Selbst als die Taliban einmarschierten, blieb sie in Kabul, um über die Lage zu berichten. Nun hat CNN-Journalistin Clarissa Ward das Land verlassen.
20 Minuten
21.08.2021, 21:31

Sie ist wohl einer der mutigsten Menschen überhaupt zurzeit: US-Kriegsreporterin Clarissa Ward berichtete für CNN live aus Afghanistan – selbst dann noch, als die Taliban die Stadt längst eingenommen hatten. Zwar sah sie sich gezwungen, ihr Outfit vor der Kamera zu wechseln. Hatte sie vor dem Umsturz noch mit offenem Haar und westlicher Kleidung berichtet, trat sie in den letzten Tagen nur noch komplett verhüllt im Tschador vor die Kamera.

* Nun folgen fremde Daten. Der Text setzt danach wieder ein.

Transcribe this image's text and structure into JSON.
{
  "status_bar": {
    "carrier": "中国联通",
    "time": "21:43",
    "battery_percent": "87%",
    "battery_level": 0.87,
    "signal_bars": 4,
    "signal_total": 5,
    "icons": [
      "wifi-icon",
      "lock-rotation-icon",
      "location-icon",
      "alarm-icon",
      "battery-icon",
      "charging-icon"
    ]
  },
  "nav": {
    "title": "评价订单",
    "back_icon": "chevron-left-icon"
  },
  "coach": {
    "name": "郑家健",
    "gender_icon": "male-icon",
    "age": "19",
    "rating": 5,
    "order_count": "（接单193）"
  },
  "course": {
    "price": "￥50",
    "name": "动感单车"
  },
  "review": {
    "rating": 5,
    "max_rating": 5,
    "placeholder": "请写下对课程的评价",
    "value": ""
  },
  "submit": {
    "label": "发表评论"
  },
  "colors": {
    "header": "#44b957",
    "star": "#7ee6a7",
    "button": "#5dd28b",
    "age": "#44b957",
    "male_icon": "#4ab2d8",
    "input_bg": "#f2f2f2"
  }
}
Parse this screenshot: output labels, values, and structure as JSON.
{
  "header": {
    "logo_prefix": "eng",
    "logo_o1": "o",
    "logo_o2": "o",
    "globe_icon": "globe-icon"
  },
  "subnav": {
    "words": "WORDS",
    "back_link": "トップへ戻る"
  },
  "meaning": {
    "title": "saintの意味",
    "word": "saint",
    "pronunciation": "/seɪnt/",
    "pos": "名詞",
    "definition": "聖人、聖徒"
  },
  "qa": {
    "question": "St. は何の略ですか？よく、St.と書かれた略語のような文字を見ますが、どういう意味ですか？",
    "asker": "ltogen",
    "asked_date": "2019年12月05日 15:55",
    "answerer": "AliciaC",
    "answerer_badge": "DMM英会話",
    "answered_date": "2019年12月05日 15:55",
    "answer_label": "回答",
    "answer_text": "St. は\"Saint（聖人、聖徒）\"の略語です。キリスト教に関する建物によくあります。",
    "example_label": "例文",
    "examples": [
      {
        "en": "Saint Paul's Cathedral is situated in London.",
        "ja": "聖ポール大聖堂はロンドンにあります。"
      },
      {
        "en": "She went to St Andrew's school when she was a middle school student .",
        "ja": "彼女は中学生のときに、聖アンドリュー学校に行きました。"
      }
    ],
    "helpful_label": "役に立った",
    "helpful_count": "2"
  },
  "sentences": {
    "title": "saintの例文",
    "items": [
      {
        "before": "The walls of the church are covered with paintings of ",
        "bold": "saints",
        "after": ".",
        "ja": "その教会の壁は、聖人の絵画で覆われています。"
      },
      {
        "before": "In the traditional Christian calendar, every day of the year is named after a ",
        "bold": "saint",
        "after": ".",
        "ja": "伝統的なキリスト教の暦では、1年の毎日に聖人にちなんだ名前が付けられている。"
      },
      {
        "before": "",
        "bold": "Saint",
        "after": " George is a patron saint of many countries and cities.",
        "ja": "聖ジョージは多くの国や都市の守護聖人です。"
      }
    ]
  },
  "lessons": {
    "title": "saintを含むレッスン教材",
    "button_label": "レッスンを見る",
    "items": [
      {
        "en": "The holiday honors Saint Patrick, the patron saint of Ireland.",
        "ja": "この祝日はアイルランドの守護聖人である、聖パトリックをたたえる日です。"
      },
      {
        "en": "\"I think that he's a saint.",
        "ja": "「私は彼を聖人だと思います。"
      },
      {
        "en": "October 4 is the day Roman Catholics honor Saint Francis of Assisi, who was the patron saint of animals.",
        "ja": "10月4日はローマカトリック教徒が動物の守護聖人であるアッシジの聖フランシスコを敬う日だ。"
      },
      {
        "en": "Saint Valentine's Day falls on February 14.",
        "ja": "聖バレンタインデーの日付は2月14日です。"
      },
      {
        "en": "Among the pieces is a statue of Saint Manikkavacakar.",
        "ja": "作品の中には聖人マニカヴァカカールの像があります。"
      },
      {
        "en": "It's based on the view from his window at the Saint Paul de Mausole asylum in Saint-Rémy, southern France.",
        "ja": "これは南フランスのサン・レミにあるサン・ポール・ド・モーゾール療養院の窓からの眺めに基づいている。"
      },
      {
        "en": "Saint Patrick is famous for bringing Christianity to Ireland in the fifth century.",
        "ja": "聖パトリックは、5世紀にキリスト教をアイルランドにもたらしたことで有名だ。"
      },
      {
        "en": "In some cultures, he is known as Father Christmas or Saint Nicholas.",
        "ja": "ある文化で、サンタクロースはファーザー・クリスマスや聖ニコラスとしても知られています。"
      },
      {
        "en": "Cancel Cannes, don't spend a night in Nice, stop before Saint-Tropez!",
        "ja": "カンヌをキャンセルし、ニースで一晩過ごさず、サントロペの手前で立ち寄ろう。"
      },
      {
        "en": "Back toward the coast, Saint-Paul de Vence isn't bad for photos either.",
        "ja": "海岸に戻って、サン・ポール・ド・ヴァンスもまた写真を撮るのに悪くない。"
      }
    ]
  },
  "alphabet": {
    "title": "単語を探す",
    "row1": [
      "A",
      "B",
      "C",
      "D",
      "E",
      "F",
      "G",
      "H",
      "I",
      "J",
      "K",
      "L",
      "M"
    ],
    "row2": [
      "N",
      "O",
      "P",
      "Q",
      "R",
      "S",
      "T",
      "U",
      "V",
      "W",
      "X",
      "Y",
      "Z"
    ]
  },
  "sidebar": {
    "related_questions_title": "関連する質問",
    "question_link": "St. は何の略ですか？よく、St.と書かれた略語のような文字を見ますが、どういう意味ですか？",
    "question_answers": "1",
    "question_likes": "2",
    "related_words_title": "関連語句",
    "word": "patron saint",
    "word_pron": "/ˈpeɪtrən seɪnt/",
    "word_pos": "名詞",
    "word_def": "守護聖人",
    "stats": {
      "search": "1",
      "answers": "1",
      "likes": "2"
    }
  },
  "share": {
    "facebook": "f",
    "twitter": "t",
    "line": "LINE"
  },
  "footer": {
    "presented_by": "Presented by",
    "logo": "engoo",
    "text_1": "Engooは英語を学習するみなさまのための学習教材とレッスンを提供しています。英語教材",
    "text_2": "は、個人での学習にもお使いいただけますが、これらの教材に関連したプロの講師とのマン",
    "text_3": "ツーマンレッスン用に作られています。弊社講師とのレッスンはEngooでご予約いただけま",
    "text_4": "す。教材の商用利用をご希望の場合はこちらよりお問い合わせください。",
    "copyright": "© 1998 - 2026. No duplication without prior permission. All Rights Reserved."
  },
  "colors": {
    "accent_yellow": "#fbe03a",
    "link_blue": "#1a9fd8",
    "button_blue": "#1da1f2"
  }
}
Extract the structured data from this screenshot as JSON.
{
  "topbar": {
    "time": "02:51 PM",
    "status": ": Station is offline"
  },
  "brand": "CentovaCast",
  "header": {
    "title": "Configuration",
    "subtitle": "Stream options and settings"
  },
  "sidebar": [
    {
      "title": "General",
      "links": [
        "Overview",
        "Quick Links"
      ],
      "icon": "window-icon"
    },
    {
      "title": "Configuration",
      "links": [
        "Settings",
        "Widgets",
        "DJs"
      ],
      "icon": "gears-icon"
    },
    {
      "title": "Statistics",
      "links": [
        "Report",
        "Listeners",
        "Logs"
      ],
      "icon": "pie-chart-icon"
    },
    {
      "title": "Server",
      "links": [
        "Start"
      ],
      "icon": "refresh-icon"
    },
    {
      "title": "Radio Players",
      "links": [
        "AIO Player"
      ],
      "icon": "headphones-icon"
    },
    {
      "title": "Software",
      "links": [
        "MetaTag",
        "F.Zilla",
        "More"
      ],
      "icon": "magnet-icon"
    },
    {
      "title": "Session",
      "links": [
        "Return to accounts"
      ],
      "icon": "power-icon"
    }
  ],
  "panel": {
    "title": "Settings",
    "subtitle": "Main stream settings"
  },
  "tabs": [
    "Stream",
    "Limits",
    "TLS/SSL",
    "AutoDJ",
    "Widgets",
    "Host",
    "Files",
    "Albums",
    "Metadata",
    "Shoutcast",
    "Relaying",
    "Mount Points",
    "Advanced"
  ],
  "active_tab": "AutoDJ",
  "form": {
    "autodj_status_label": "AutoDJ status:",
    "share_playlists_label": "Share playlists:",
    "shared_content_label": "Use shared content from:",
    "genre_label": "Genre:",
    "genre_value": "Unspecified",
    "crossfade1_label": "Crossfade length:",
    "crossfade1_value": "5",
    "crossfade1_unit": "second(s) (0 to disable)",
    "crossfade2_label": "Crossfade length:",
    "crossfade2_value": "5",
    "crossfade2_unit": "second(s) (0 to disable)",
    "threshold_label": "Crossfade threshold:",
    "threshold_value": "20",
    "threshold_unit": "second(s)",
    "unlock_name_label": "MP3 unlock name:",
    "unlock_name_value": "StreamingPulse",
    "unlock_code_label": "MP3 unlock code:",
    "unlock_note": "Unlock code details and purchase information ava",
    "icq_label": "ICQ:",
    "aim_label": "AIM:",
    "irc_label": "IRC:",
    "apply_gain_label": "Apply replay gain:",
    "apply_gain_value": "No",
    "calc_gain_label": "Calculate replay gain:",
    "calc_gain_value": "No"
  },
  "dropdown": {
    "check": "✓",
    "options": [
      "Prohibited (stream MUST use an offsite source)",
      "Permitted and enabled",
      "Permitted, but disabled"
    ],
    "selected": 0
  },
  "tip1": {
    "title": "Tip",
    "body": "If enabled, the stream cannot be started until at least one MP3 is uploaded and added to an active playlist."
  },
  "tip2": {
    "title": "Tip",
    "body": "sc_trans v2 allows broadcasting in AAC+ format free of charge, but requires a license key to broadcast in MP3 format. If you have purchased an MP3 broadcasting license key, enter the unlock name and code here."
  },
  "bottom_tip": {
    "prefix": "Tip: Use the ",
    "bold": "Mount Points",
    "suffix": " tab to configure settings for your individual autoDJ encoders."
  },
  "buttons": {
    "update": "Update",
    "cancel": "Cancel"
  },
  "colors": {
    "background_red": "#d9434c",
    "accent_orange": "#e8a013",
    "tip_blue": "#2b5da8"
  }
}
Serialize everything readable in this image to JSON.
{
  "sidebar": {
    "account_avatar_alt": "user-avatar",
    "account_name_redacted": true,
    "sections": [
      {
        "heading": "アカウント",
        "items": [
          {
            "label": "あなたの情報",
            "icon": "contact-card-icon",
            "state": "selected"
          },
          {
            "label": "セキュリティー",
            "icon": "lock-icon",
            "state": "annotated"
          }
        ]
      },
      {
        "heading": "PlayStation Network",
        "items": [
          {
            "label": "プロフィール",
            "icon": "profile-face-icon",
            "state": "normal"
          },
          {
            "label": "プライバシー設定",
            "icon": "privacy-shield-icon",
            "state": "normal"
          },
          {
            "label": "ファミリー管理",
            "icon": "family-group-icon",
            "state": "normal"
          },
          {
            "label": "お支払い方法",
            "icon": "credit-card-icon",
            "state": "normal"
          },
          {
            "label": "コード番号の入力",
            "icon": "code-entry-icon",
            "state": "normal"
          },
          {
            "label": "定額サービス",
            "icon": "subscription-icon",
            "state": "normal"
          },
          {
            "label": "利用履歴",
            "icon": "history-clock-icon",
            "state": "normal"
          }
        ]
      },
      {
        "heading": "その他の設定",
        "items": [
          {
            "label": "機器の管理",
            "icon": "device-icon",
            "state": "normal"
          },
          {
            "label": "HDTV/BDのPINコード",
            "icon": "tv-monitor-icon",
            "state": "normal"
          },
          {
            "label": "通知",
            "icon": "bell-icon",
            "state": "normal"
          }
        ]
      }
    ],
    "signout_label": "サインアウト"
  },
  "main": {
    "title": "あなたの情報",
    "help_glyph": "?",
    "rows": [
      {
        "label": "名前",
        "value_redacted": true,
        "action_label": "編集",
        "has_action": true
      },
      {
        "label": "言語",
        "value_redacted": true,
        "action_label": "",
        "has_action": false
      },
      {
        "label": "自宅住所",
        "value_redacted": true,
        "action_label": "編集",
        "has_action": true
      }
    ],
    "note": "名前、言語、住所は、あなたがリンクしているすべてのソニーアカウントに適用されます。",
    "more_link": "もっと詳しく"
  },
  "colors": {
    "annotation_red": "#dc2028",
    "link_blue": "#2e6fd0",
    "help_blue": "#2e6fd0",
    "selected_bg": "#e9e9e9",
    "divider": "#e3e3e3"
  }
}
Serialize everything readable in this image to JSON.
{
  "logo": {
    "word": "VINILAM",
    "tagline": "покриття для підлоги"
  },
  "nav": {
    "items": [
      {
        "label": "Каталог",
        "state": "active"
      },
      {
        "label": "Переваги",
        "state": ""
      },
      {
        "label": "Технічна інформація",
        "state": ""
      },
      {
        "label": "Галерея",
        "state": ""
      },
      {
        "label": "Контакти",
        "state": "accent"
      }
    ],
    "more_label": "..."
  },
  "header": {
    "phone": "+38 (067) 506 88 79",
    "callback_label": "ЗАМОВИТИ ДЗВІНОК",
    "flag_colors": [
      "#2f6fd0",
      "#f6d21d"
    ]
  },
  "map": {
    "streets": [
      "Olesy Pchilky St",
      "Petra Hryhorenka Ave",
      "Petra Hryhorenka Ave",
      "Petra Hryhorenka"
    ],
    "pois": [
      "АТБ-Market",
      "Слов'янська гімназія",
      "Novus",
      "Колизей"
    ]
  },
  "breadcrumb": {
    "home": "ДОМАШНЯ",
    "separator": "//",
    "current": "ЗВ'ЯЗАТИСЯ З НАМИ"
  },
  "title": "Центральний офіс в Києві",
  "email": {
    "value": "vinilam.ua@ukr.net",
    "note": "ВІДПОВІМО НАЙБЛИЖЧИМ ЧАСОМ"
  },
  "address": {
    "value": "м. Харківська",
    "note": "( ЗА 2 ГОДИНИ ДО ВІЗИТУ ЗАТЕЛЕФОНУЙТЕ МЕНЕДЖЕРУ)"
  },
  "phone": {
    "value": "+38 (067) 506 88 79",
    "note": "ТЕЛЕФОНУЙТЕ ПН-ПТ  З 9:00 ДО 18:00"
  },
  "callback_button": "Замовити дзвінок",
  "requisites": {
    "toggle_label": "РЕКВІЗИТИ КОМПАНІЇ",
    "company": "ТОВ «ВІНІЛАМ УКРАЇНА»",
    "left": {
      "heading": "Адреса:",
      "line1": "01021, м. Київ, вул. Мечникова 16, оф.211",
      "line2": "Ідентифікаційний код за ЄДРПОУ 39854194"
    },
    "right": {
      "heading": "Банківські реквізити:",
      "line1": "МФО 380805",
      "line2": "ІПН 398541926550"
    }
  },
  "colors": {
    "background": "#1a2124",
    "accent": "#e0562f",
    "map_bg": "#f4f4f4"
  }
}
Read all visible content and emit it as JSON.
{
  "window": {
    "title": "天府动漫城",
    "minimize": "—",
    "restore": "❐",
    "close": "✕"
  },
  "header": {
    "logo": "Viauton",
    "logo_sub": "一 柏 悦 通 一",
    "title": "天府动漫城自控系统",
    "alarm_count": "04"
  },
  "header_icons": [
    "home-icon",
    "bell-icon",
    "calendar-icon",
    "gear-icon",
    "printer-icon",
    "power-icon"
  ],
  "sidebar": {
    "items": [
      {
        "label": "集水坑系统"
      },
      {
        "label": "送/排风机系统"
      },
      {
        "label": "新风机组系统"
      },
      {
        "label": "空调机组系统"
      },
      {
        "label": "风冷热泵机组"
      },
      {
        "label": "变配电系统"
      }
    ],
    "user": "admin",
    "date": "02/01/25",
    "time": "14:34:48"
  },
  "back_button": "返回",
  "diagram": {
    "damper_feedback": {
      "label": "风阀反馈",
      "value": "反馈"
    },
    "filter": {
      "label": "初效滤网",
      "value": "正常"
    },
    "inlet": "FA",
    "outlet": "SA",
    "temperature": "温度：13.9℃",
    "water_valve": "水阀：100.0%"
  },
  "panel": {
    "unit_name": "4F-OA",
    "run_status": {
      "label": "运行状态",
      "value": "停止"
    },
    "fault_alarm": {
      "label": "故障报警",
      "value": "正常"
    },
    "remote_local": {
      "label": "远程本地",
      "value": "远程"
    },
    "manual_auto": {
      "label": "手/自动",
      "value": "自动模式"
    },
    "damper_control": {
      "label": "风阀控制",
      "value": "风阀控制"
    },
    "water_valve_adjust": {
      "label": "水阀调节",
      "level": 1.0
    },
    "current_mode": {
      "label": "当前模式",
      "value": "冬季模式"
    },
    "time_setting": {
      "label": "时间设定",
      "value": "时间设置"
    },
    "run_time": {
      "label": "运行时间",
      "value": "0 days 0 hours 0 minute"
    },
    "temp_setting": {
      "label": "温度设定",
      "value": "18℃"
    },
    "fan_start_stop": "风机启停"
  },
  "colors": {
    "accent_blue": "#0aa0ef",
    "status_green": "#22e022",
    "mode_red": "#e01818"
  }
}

Ihre Berichterstattung allerdings blieb gleich: Unaufgeregt, kompetent und mutig entspann sie für die Zuschauer in den USA und aller Welt die Wirren in Afghanistan. Dabei hatte die 41-jährige Chefkorrespondentin von CNN auch heikle Situationen zu bewältigen. In einem Videoausschnitt aus einer Liveschalte, der auf Twitter kursierte, ist zu sehen, wie aufgebrachte Taliban auf Ward zustürmen – mit gezückter und geladener Waffe.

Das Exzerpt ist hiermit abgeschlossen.